満身創痍のカイが避けられるはずもなく、左腕が使い物にならなくなる。
「しくじりささんした。」
「いや、終わらせねえよ」

死神はミューを追うのを諦め、カイに狙いを絞った。ちなみに騎士団員は数名集まってはいるが、死神を視認できていないため、突如傷付くカイを見て困惑し、先程から下手に動けないでいる。
その中でも早く動けた隊長と思しき人が、
「ここにを青魔法を使えるやつはいるか?居るなら前に!」
と指示を出す。
出てきたのは3人。そのうち1人は新米のようで、酷く困惑している。
「よし、お前えら、全力で打て」
「分かりました」
3人は頷き、詠唱を始める。
その間にもカイの焔は燃え上がり続け、
「汝は我が力。其の水を以って敵を討て。水砲《ウォーターキャノン》」

カイの炎の前に、テンプレのような魔法程度では、3つの水流が近づいたところで届く前にに蒸発してしまう。

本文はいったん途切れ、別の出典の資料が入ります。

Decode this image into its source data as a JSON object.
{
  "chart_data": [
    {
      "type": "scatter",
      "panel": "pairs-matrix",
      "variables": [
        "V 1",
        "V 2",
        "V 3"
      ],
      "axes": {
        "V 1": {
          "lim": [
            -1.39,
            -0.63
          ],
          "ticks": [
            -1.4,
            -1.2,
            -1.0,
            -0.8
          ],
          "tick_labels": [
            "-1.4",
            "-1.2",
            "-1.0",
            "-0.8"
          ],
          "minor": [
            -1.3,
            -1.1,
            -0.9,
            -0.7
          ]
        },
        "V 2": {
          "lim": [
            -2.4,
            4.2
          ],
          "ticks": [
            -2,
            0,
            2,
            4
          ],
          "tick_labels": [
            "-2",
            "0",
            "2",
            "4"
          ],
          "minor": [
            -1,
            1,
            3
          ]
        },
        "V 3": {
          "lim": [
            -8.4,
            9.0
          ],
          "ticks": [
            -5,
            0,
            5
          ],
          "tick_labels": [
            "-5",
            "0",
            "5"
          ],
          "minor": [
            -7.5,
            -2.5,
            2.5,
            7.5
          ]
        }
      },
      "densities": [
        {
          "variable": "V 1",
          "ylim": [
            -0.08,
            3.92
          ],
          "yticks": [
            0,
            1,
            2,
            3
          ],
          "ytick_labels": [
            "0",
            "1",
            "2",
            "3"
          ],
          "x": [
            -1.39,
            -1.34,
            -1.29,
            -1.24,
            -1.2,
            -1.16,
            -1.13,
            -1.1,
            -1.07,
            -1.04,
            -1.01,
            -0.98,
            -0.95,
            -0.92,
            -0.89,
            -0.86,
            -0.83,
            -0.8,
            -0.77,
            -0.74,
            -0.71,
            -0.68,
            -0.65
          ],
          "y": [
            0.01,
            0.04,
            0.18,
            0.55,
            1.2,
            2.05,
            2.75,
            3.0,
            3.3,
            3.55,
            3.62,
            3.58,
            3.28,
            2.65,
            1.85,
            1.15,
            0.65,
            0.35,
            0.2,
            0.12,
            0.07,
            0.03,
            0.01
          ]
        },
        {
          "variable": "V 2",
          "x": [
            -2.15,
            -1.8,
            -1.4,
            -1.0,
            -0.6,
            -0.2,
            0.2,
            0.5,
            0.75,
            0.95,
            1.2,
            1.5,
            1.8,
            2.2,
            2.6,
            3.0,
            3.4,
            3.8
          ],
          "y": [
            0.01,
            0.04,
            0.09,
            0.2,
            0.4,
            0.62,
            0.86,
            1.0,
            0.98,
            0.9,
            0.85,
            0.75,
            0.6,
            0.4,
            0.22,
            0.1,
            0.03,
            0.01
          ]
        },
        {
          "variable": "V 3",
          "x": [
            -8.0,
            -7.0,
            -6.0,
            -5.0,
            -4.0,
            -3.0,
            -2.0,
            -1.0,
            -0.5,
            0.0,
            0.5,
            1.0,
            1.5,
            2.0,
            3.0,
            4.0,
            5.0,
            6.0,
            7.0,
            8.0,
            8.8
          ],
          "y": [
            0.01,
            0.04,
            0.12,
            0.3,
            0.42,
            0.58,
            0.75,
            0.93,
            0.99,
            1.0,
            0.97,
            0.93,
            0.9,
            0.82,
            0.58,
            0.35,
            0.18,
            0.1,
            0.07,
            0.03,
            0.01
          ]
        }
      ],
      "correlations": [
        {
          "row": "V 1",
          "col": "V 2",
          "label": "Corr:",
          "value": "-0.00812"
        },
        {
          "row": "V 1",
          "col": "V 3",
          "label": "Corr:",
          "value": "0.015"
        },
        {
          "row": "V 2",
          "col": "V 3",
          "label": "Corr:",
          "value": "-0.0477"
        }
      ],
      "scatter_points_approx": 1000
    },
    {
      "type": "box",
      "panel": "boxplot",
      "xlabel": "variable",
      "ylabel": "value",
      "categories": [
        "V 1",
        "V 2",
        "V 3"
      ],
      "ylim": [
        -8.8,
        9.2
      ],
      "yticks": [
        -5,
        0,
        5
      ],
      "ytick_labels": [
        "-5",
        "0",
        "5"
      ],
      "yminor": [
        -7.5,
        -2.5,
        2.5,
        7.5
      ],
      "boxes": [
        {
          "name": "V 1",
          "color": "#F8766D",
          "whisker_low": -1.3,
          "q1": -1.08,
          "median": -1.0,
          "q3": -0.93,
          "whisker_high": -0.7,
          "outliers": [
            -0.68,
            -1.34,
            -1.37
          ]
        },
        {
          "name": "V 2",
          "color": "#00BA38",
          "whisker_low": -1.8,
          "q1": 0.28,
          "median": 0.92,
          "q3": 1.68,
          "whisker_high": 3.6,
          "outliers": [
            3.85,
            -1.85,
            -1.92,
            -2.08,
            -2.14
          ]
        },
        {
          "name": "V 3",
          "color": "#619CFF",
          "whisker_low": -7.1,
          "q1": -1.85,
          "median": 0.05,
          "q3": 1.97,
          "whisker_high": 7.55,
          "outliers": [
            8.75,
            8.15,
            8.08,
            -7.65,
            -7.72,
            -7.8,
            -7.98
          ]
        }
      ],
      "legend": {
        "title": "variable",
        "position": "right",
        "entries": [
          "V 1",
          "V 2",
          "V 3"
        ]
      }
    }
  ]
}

先程から幾度となく四方八方から飛んでくる攻撃を直感のみで避け続けているカイの表情には、笑みが零れていた。
「ミューを取り逃した時点でお前の死は確定してんだよ、死神。うちには俺が何人束になってもかなわない化け物が居る。そいつらには、お前ごときじゃ勝てねえよ」

姿を見せない死神の表情はわからない。

「おらぁ、はぁ、はぁ」
背後の気配に、攻撃を仕掛ける。高い反射神経と天性の勘があるからこその芸当。
既に新たな傷を幾つも受けているが、それでも太陽は輝く。
(ミュー、もう遠くまで逃げたよな)
「さあ、これで、最後《ラスト》だ」







「理の氷晶《コキュートス》」
突如、周囲が凍てつく。
カイの炎ですら、凍っていくほどの冷気。
「よう、カイ。派手にやってん…いや、やりすぎじゃね?怒られるぞ?」
「この声、ガンマさん!?」
「おう」
「な、なんで、ここに、、?」
「今にも倒れそうだった馬鹿弟子《ミュー》と偶然出くわしてな。見捨てるのも癪だから助けに来た。おっと、嬢さんは動くなよ」
一体どうしてか、位置を特定している。
「ガンマ…いや」
「おいおい、お得意の口調が崩れてるぞ?予想外の俺と言う乱入に焦っているのか?俺ら相性最悪だもんな」

露骨な煽りに死神は何か言い返そうとするが、言葉に詰まっている。
「それじゃ、こいつはもらっていくぜ?あ、あと、偶然ここにいらしてしまった方々に御冥福を」
そう笑むと同時に、騎士団員の胸から氷が湧き、その直後には誰一人としてここに立っているものは居なくなった。
瞬き1回ほどの時間もかからずに、その場には血の匂いと焼跡しか、残らなくなった。